That means you first need the occurrence count for each distinct number, then find the maximum of those counts, and finally sum every frequency equal to that maximum. For nums = [1,2,2,3,1,4], the values 1 and 2 both occur 2 times, so the answer is 2 + 2 = 4.
Examples
Example 1
Input: nums = [1,2,2,3,1,4]
Output: 4
The elements 1 and 2 have a frequency of 2 which is the maximum frequency in the array. So the number of elements in the array with maximum frequency is 4.
Example 2
Input: nums = [1,2,3,4,5]
Output: 5
All elements of the array have a frequency of 1 which is the maximum. So the number of elements in the array with maximum frequency is 5.
Constraints
- 1 <= nums.length <= 100
- 1 <= nums[i] <= 100
Solution Approach
Count every value with a hash map
Scan nums once and store frequency counts by value. This fits the Array plus Hash Table pattern exactly because the only information that matters is how many times each number appears, not where it appears.
Find the maximum frequency
After building the counts, inspect the frequency values and record the largest one. In this problem, the maximum frequency is the threshold that decides which elements contribute to the final total.

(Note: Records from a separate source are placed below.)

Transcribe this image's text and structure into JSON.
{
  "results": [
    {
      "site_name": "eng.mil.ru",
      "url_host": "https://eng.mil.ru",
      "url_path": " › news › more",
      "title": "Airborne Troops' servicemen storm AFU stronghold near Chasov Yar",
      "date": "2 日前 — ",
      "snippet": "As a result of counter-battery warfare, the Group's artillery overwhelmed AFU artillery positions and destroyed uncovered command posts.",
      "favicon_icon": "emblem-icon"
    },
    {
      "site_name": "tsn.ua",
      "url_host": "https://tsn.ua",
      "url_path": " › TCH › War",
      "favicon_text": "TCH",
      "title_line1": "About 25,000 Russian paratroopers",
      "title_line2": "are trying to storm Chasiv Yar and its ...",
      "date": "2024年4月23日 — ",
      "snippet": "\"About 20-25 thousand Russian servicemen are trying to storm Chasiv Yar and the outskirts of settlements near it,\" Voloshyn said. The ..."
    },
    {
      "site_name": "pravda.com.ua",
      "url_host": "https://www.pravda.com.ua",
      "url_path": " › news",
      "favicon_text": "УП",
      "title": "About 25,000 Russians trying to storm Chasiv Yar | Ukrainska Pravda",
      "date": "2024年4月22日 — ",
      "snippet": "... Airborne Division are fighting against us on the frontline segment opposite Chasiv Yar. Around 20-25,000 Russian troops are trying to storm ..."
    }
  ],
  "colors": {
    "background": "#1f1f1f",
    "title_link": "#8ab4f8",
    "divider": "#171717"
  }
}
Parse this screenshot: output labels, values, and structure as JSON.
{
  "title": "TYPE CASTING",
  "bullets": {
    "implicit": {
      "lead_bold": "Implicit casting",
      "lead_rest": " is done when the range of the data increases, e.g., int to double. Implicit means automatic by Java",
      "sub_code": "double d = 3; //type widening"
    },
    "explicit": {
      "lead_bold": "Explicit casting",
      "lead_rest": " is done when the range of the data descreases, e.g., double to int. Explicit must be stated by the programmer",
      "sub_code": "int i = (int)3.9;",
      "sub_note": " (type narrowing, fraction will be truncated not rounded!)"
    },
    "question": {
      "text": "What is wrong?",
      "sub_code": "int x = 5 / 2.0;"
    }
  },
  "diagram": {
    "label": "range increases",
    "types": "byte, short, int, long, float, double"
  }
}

Sum frequencies that match the maximum
Loop through the frequency map again and add each count equal to the maximum frequency. A common mistake is counting how many values hit the maximum instead of summing their frequencies, which gives the wrong result on cases like [1,2,2,3,1,4].
Complexity Analysis
| Metric | Value |
|---|---|
| Time | O(n) |
| Space | O(n) |
The runtime is O(n) because you scan the array to build frequencies and then scan the counted values to find and sum the maximum-frequency entries. The space usage is O(n) in the general hash map version because distinct values may each need their own counter, even though this specific problem has small value bounds.
What Interviewers Usually Probe
- The interviewer mentions finding frequencies of all elements, which strongly points to a counting map before any final calculation.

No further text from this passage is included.